Africa
Sudan: Idris’s Gradual Government Formation Sparks Deep Divisions Within the Army-Aligned Camp

Amid highly complex political and military circumstances, the Prime Minister appointed by the army in Port Sudan, Kamil Idris Al-Tayyib, has begun gradually announcing the members of his new government. This move has sparked growing tension between him and the leaders of armed movements that signed the Juba Peace Agreement.
On June 24, Idris appointed Lieutenant General Hassan Daoud Kabroon Kiyan as Minister of Defense, and Police Lieutenant General Babiker Samra Mustafa Ali as Minister of Interior. He affirmed that the government formation would be based on “independent technocrats” rather than political party affiliates, according to Sudan’s official news agency SUNA.
Control Over Sovereign Ministries
The early decision to assign the Defense and Interior Ministries to senior figures from the army and police was seen as a clear message from Idris that the sovereign ministries would remain under the control of the army and its leader Abdel Fattah al-Burhan, who has ruled the country since the military coup that ousted the civilian government in October 2021. The rest of the cabinet positions remain under negotiation—particularly key economic ministries like Finance and Minerals—around which the fiercest disputes with the armed movements revolve.
Eyes on Gold: Intensifying Resource Conflict
Sources within the Port Sudan camp indicate that the real dispute is not just about the percentage of representation for armed groups, but the extent of their control over ministries that manage revenues from gold and the country’s natural resources.
While Idris insists on avoiding a quota-based system, the armed movements view these ministries as guarantees for their political and military interests. They have rejected symbolic representation or the appointment of second-tier technocrats under the label of “independents.” On the other hand, Sudan’s Islamist movement known as the “Kizan”—practically the Sudanese branch of the Muslim Brotherhood—has been steadily regaining influence over state institutions since the war began, taking advantage of the post-2019 chaos following the ouster of former President Omar al-Bashir and his Islamist regime.
Tense Negotiations and Public Protests
In an effort to contain the crisis, Idris held a meeting with 21 political and military organizations, including Minni Arko Minnawi, Abu Aqla Kikel, and Mohamed Eljakum. However, the meeting was turbulent, with Minnawi storming out in protest after being excluded from the cabinet. Leaks suggest Idris favored nominations submitted by Kikel and Eljakum, which was interpreted as an indication that the new government is leaning toward reducing the influence of traditional armed movements.

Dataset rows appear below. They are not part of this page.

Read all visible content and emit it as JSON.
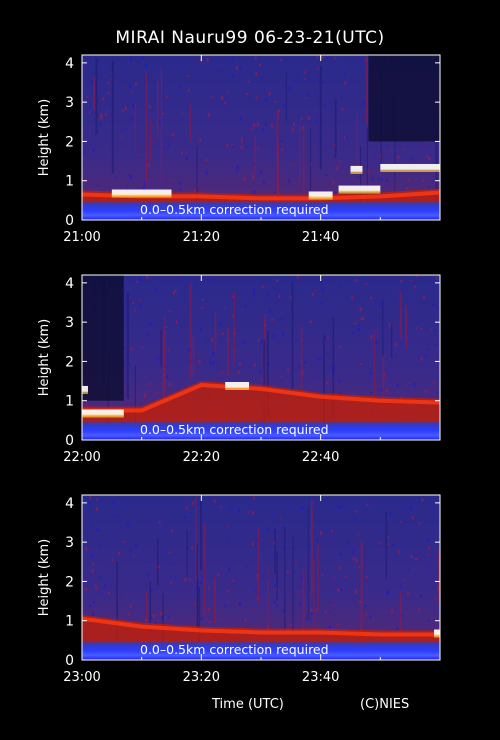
{
  "chart_data": {
    "type": "heatmap",
    "title": "MIRAI Nauru99 06-23-21(UTC)",
    "xlabel": "Time (UTC)",
    "credit": "(C)NIES",
    "ylabel": "Height (km)",
    "ylim": [
      0,
      4.2
    ],
    "yticks": [
      0,
      1,
      2,
      3,
      4
    ],
    "colors": {
      "background": "#000000",
      "clear_sky": "#2a2a9a",
      "aerosol_layer": "#c81e00",
      "cloud": "#ffffff",
      "near_surface": "#2b3cff"
    },
    "panels": [
      {
        "xlim_minutes": [
          0,
          60
        ],
        "xtick_labels": [
          "21:00",
          "21:20",
          "21:40"
        ],
        "xtick_minutes": [
          0,
          20,
          40
        ],
        "annotation": "0.0–0.5km correction required",
        "boundary_layer_top_km": [
          [
            0,
            0.65
          ],
          [
            10,
            0.6
          ],
          [
            20,
            0.6
          ],
          [
            30,
            0.55
          ],
          [
            40,
            0.55
          ],
          [
            50,
            0.6
          ],
          [
            60,
            0.7
          ]
        ],
        "cloud_events": [
          {
            "t0": 5,
            "t1": 15,
            "z": 0.7
          },
          {
            "t0": 38,
            "t1": 42,
            "z": 0.65
          },
          {
            "t0": 43,
            "t1": 50,
            "z": 0.8
          },
          {
            "t0": 50,
            "t1": 60,
            "z": 1.35
          },
          {
            "t0": 45,
            "t1": 47,
            "z": 1.3
          }
        ],
        "dark_gaps": [
          {
            "t0": 48,
            "t1": 60,
            "z0": 2.0
          }
        ]
      },
      {
        "xlim_minutes": [
          0,
          60
        ],
        "xtick_labels": [
          "22:00",
          "22:20",
          "22:40"
        ],
        "xtick_minutes": [
          0,
          20,
          40
        ],
        "annotation": "0.0–0.5km correction required",
        "boundary_layer_top_km": [
          [
            0,
            0.75
          ],
          [
            10,
            0.75
          ],
          [
            20,
            1.4
          ],
          [
            30,
            1.3
          ],
          [
            40,
            1.1
          ],
          [
            50,
            1.0
          ],
          [
            60,
            0.95
          ]
        ],
        "cloud_events": [
          {
            "t0": 0,
            "t1": 7,
            "z": 0.7
          },
          {
            "t0": 0,
            "t1": 1,
            "z": 1.3
          },
          {
            "t0": 24,
            "t1": 28,
            "z": 1.4
          }
        ],
        "dark_gaps": [
          {
            "t0": 0,
            "t1": 7,
            "z0": 1.0
          }
        ]
      },
      {
        "xlim_minutes": [
          0,
          60
        ],
        "xtick_labels": [
          "23:00",
          "23:20",
          "23:40"
        ],
        "xtick_minutes": [
          0,
          20,
          40
        ],
        "annotation": "0.0–0.5km correction required",
        "boundary_layer_top_km": [
          [
            0,
            1.05
          ],
          [
            10,
            0.85
          ],
          [
            20,
            0.75
          ],
          [
            30,
            0.7
          ],
          [
            40,
            0.7
          ],
          [
            50,
            0.65
          ],
          [
            60,
            0.65
          ]
        ],
        "cloud_events": [
          {
            "t0": 59,
            "t1": 60,
            "z": 0.7
          }
        ],
        "dark_gaps": []
      }
    ]
  }
}
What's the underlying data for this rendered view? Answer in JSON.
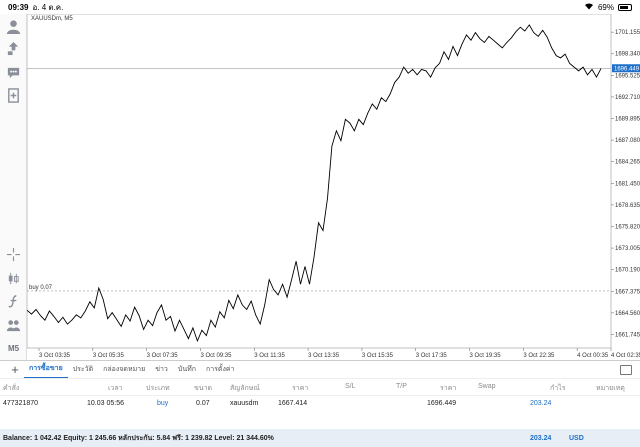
{
  "status_bar": {
    "time": "09:39",
    "date": "อ. 4 ต.ค.",
    "battery": "69%"
  },
  "chart": {
    "symbol_label": "XAUUSDm, M5",
    "price_label": "1696.449",
    "buy_line_label": "buy 0.07",
    "price_ticks": [
      "1701.155",
      "1698.340",
      "1695.525",
      "1692.710",
      "1689.895",
      "1687.080",
      "1684.265",
      "1681.450",
      "1678.635",
      "1675.820",
      "1673.005",
      "1670.190",
      "1667.375",
      "1664.560",
      "1661.745"
    ],
    "time_ticks": [
      "3 Oct 03:35",
      "3 Oct 05:35",
      "3 Oct 07:35",
      "3 Oct 09:35",
      "3 Oct 11:35",
      "3 Oct 13:35",
      "3 Oct 15:35",
      "3 Oct 17:35",
      "3 Oct 19:35",
      "3 Oct 22:35",
      "4 Oct 00:35",
      "4 Oct 02:35"
    ],
    "colors": {
      "line": "#000000",
      "price_badge": "#1f6fc8",
      "buy_line": "#9a9a9a"
    }
  },
  "chart_data": {
    "type": "line",
    "title": "XAUUSDm, M5",
    "ylim": [
      1660.5,
      1703.0
    ],
    "x_ticks": [
      "3 Oct 03:35",
      "3 Oct 05:35",
      "3 Oct 07:35",
      "3 Oct 09:35",
      "3 Oct 11:35",
      "3 Oct 13:35",
      "3 Oct 15:35",
      "3 Oct 17:35",
      "3 Oct 19:35",
      "3 Oct 22:35",
      "4 Oct 00:35",
      "4 Oct 02:35"
    ],
    "series": [
      {
        "values": [
          1664.9,
          1664.4,
          1665.0,
          1664.2,
          1663.6,
          1664.8,
          1664.1,
          1663.3,
          1664.0,
          1663.1,
          1663.6,
          1664.3,
          1663.9,
          1664.8,
          1666.0,
          1665.2,
          1667.8,
          1666.3,
          1663.8,
          1664.6,
          1663.7,
          1662.8,
          1664.3,
          1663.5,
          1665.3,
          1664.2,
          1662.4,
          1663.6,
          1662.9,
          1664.6,
          1665.6,
          1663.6,
          1664.1,
          1662.2,
          1663.6,
          1662.4,
          1661.2,
          1662.6,
          1660.9,
          1662.3,
          1661.6,
          1663.6,
          1662.7,
          1664.7,
          1663.9,
          1666.2,
          1665.1,
          1666.9,
          1665.6,
          1665.0,
          1666.1,
          1664.3,
          1663.1,
          1665.6,
          1668.9,
          1667.6,
          1666.9,
          1668.3,
          1666.6,
          1668.9,
          1671.3,
          1668.3,
          1670.6,
          1668.3,
          1671.8,
          1676.3,
          1675.3,
          1679.5,
          1686.3,
          1688.3,
          1687.0,
          1689.8,
          1689.3,
          1688.3,
          1689.8,
          1689.1,
          1690.6,
          1691.8,
          1691.1,
          1692.6,
          1692.1,
          1693.1,
          1694.6,
          1695.3,
          1696.6,
          1695.8,
          1696.3,
          1695.6,
          1696.3,
          1696.1,
          1695.3,
          1696.5,
          1697.1,
          1698.6,
          1697.6,
          1699.3,
          1698.1,
          1699.6,
          1700.8,
          1700.1,
          1701.1,
          1700.3,
          1699.8,
          1700.6,
          1700.1,
          1699.6,
          1699.1,
          1699.8,
          1700.4,
          1701.2,
          1701.8,
          1701.3,
          1702.1,
          1701.1,
          1700.6,
          1701.4,
          1700.5,
          1699.1,
          1698.1,
          1697.8,
          1698.3,
          1697.1,
          1696.6,
          1696.1,
          1696.6,
          1695.6,
          1696.3,
          1695.3,
          1696.4
        ]
      }
    ],
    "current_price": 1696.449,
    "buy_level": 1667.414
  },
  "bottom_panel": {
    "tabs": [
      "การซื้อขาย",
      "ประวัติ",
      "กล่องจดหมาย",
      "ข่าว",
      "บันทึก",
      "การตั้งค่า"
    ],
    "headers": {
      "order": "คำสั่ง",
      "time": "เวลา",
      "type": "ประเภท",
      "volume": "ขนาด",
      "symbol": "สัญลักษณ์",
      "price": "ราคา",
      "sl": "S/L",
      "tp": "T/P",
      "current_price": "ราคา",
      "swap": "Swap",
      "profit": "กำไร",
      "comment": "หมายเหตุ"
    },
    "row": {
      "order": "477321870",
      "time": "10.03 05:56",
      "type": "buy",
      "volume": "0.07",
      "symbol": "xauusdm",
      "price": "1667.414",
      "current_price": "1696.449",
      "profit": "203.24"
    },
    "balance": {
      "text": "Balance: 1 042.42 Equity: 1 245.66 หลักประกัน: 5.84 ฟรี: 1 239.82 Level: 21 344.60%",
      "profit": "203.24",
      "currency": "USD"
    }
  },
  "toolbar": {
    "timeframe": "M5"
  }
}
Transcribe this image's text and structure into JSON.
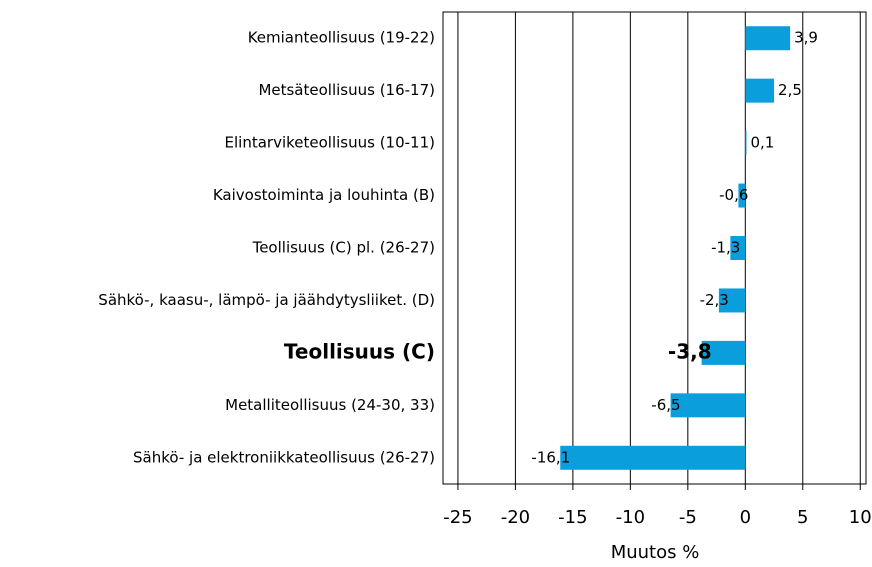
{
  "chart_data": {
    "type": "barh",
    "xlabel": "Muutos %",
    "categories": [
      "Kemianteollisuus (19-22)",
      "Metsäteollisuus (16-17)",
      "Elintarviketeollisuus (10-11)",
      "Kaivostoiminta  ja louhinta (B)",
      "Teollisuus (C) pl. (26-27)",
      "Sähkö-, kaasu-, lämpö- ja jäähdytysliiket. (D)",
      "Teollisuus (C)",
      "Metalliteollisuus (24-30, 33)",
      "Sähkö- ja elektroniikkateollisuus (26-27)"
    ],
    "values": [
      3.9,
      2.5,
      0.1,
      -0.6,
      -1.3,
      -2.3,
      -3.8,
      -6.5,
      -16.1
    ],
    "value_labels": [
      "3,9",
      "2,5",
      "0,1",
      "-0,6",
      "-1,3",
      "-2,3",
      "-3,8",
      "-6,5",
      "-16,1"
    ],
    "highlight": 6,
    "color": "#0a9fdc",
    "xlim": [
      -26.3,
      10.5
    ],
    "xticks": [
      -25,
      -20,
      -15,
      -10,
      -5,
      0,
      5,
      10
    ],
    "grid": true
  }
}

Trust Crisis With the Army: Red Lines Drawn
Military sources said that the army leadership expressed strong dissatisfaction with Minnawi’s position and sent him a delegation including two deputy directors of intelligence and security. The message was firm: continued pressure would lead to the replacement of his forces with Arab fighters from the north and center, especially after certain Zaghawa factions were accused of underperformance in battle.
On-the-Ground Signals: Border Withdrawal and Silent Messages
The armed movements didn’t limit themselves to political objections. On June 11, they executed a surprise withdrawal from the strategic border triangle area between Sudan, Egypt, and Libya, without engaging the Rapid Support Forces (RSF) in battle.
The army claimed the withdrawal was for “defensive purposes,” but in reality, the move reflects a deep divergence in priorities between the army and the movements at a critical moment in the war. Sudanese sources confirmed that the area was effectively handed over after direct communication between armed group leaders and RSF commanders.
Consequences of Defeats in Kordofan: A Fragmenting Alliance
The Sudanese army’s major defeat at the end of May in Kordofan—especially the fall of Al-Debibat city and key areas like Al-Khuwi, Al-Hammadi, and Umm Sumayma—further weakened the military-political alliance in Port Sudan.
These losses triggered a wave of internal accusations of “treason,” especially following the death of General Ihab Mohamed Youssef Al-Tayyib, one of the army’s most prominent commanders.
The Sudanese newspaper Idrak cited informed sources saying some armed movement leaders are seriously considering opening communication channels with the RSF, seeing the alliance with the army as a strategic mistake—particularly as they perceive the military to be increasingly influenced by “extremist Islamist factions.”
Summary: A Government Under Siege
Despite its rhetoric of technocracy and independence, the Idris government faces real structural challenges.
It is squeezed between an army seeking to consolidate full power and armed movements that see key ministries as essential levers of influence. Meanwhile, battlefield losses continue to erode Port Sudan’s leverage.
The pressing question now is: Can Idris succeed in forming a balanced government that satisfies all sides, or will old alliances collapse under the pressure of gold and battlefield realities?